I live in the capitol city of the State of Texas, Austin. I went for a walk on my lunch break the other day. I walked up Congress Street to the Capitol Building. Texas’s Capitol Building is the largest of all state capitols and is second only in size to the National Capitol. Even though it’s slightly smaller in square footage, it is 15 feet taller than the Washington Capitol. So on International Women’s Day, I walked up Congress to our behemoth state capitol to bask in the female reproductive rights demonstration. As I stood watching from the other side of 11th Street, cars would drive by and honk. And the protestors would cheer. And I would cheer. I felt overwhelmed with emotion, and at the time I thought it was a First Amendment right-to-protest pride washing over me. But then today I read of the Democrat-proposed laws limiting men’s access to Viagra, and as I pondered that, I realized the emotions I’m feeling go much deeper.
In case you hadn’t heard, a Democratic Senator, Nina Turner, introduced a bill that would limit men’s access to Viagra (and other erectile dysfunction drugs) to make a statement about the dozens of anti-abortion bills that have passed around the country over the past year. Turner’s bill requires men asking for a Viagra prescription to be tested for heart problems and receive counseling about the possible side effects from Viagra (such as a six-hour hard-on). The bill also requires providing men with information about “pursuing celibacy as a viable lifestyle choice.”
And then there’s Senator Janet Howell’s proposed amendment to her state’s ultrasound bill. The bill would have required women to first undergo a vaginal ultrasound before they can have an abortion. Luckily for the women of Virginia, that bill failed. (A similar bill passed in Texas, however, and the Fifth Circuit recently found it enforceable.) The proposed Virginia amendment, which also failed, would have required all men wanting a bottle of the little blue pill first to undergo a rectal exam. (Stock in latex gloves went up twenty points that day.) While the forced vaginal ultrasound didn’t pass, Virginia women seeking abortions still have to undergo an external ultrasound.
Another proposed amendment (to a bill requiring pre-abortion ultrasounds) I quite enjoyed reading about, sponsored by an Illinois state representative, would require men who want their Viagra to watch a film about the drug’s potential side effects. The film lasts an excruciating six hours. (Okay, I made that part up.)
Another bill, and I think this one is my favorite, would permit vasectomies only if the man’s life depends upon the procedure. The Missouri bill stated: “In determining whether a vasectomy is necessary, no regard shall be made to the desire of a man to father children, his economic situation, his age, the number of children he is currently responsible for, or any danger to his wife or partner in the event a child is conceived.”
It was funny for about thirty seconds. I then pondered the quoted language: no regard shall be made to the desire to have children, economic situation, or danger to the health of the woman if a child is conceived.
When I was seventeen, I got pregnant having unprotected sex with my then boyfriend. I didn’t want to be pregnant. I had envisioned a future that didn’t include a baby; at least not then, if ever. I had plans for college. And I certainly wasn’t going to marry my boyfriend.

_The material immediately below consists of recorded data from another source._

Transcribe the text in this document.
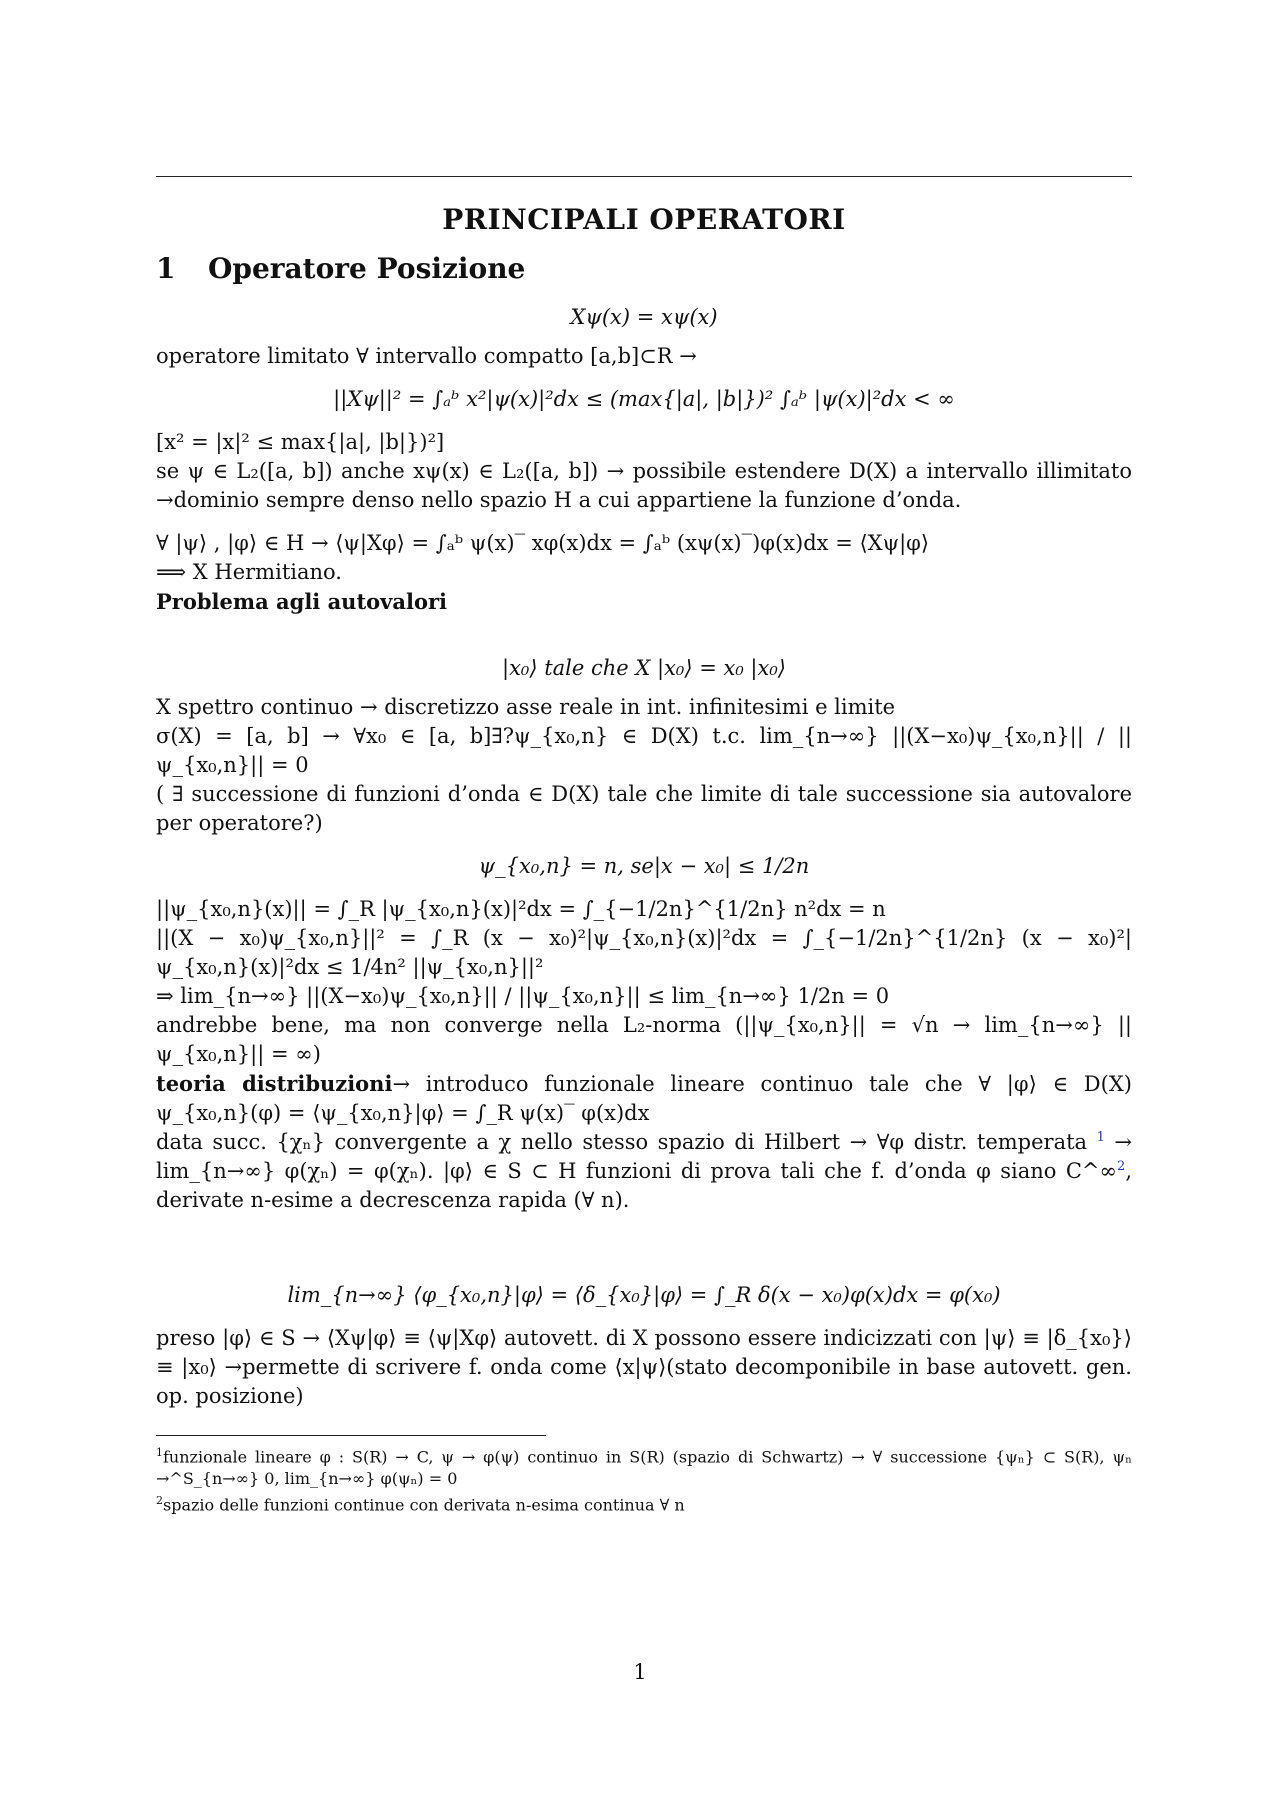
PRINCIPALI OPERATORI
1	Operatore Posizione
Xψ(x) = xψ(x)

operatore limitato ∀ intervallo compatto [a,b]⊂R →

||Xψ||² = ∫ₐᵇ x²|ψ(x)|²dx ≤ (max{|a|, |b|})² ∫ₐᵇ |ψ(x)|²dx < ∞

[x² = |x|² ≤ max{|a|, |b|})²]

se ψ ∈ L₂([a, b]) anche xψ(x) ∈ L₂([a, b]) → possibile estendere D(X) a intervallo illimitato →dominio sempre denso nello spazio H a cui appartiene la funzione d’onda.

∀ |ψ⟩ , |φ⟩ ∈ H → ⟨ψ|Xφ⟩ = ∫ₐᵇ ψ(x)‾ xφ(x)dx = ∫ₐᵇ (xψ(x)‾)φ(x)dx = ⟨Xψ|φ⟩

⟹ X Hermitiano.

Problema agli autovalori

|x₀⟩ tale che X |x₀⟩ = x₀ |x₀⟩

X spettro continuo → discretizzo asse reale in int. infinitesimi e limite

σ(X) = [a, b] → ∀x₀ ∈ [a, b]∃?ψ_{x₀,n} ∈ D(X) t.c. lim_{n→∞} ||(X−x₀)ψ_{x₀,n}|| / ||ψ_{x₀,n}|| = 0

( ∃ successione di funzioni d’onda ∈ D(X) tale che limite di tale successione sia autovalore per operatore?)

ψ_{x₀,n} = n, se|x − x₀| ≤ 1/2n

||ψ_{x₀,n}(x)|| = ∫_R |ψ_{x₀,n}(x)|²dx = ∫_{−1/2n}^{1/2n} n²dx = n

||(X − x₀)ψ_{x₀,n}||² = ∫_R (x − x₀)²|ψ_{x₀,n}(x)|²dx = ∫_{−1/2n}^{1/2n} (x − x₀)²|ψ_{x₀,n}(x)|²dx ≤ 1/4n² ||ψ_{x₀,n}||²

⇒ lim_{n→∞} ||(X−x₀)ψ_{x₀,n}|| / ||ψ_{x₀,n}|| ≤ lim_{n→∞} 1/2n = 0

andrebbe bene, ma non converge nella L₂-norma (||ψ_{x₀,n}|| = √n → lim_{n→∞} ||ψ_{x₀,n}|| = ∞)

teoria distribuzioni→ introduco funzionale lineare continuo tale che ∀ |φ⟩ ∈ D(X) ψ_{x₀,n}(φ) = ⟨ψ_{x₀,n}|φ⟩ = ∫_R ψ(x)‾ φ(x)dx

data succ. {χₙ} convergente a χ nello stesso spazio di Hilbert → ∀φ distr. temperata $^1$ → lim_{n→∞} φ(χₙ) = φ(χₙ). |φ⟩ ∈ S ⊂ H funzioni di prova tali che f. d’onda φ siano C^∞$^2$, derivate n-esime a decrescenza rapida (∀ n).

lim_{n→∞} ⟨φ_{x₀,n}|φ⟩ = ⟨δ_{x₀}|φ⟩ = ∫_R δ(x − x₀)φ(x)dx = φ(x₀)

preso |φ⟩ ∈ S → ⟨Xψ|φ⟩ ≡ ⟨ψ|Xφ⟩ autovett. di X possono essere indicizzati con |ψ⟩ ≡ |δ_{x₀}⟩ ≡ |x₀⟩ →permette di scrivere f. onda come ⟨x|ψ⟩(stato decomponibile in base autovett. gen. op. posizione)

$^1$funzionale lineare φ : S(R) → C, ψ → φ(ψ) continuo in S(R) (spazio di Schwartz) → ∀ successione {ψₙ} ⊂ S(R), ψₙ →^S_{n→∞} 0, lim_{n→∞} φ(ψₙ) = 0

$^2$spazio delle funzioni continue con derivata n-esima continua ∀ n

1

So I went to Planned Parenthood, got the abortion, and that was that. I didn’t have to tell my parents. I didn’t have to be tortured with an ultrasound. I just showed up, listened to the medical risks, and went ahead with the procedure.
I remember my boyfriend dropping me off. I remember lying on the table with my feet in the stirrups. I remember the butterfly mobile on the ceiling. I remember my boyfriend picking me up afterward and taking me out for pizza. I remember playing Pac-Man at the pizza parlor. I remember feeling sick and wanting to go home. I remember the school calling my parents because I didn’t show up that day, and I remember getting into an argument with the principal for calling my parents and sticking his nose into my business. I remember handing the principal my doctor’s note, turning, and walking out of his office. It was none of their fucking business what I did that day, so long as I had a doctor’s note.
While I may have been just seventeen, I knew what was best for me. For my life. Would I have gone to law school had I had the baby? No. Would I have even finished undergraduate school? No. Would I have had a baby with a man who turned out to be a raging alcoholic? Yes. And I would have been a single mother, with no future. I knew what was best for me, I weighed my options, and I made my decision. Was it an easy decision? Yes. I know most people would like to hear it was a difficult decision, but it wasn’t. Do I wish I didn’t have to make it? Yes. (I got on the pill and was never faced with that decision again.) Would having to view an ultrasound before I could have the abortion have stopped me? No. It would have made me feel even more heartbroken and bereaved, but I wouldn’t have changed my mind. That was my choice. And if I had known then what I know now, I still would have made that choice.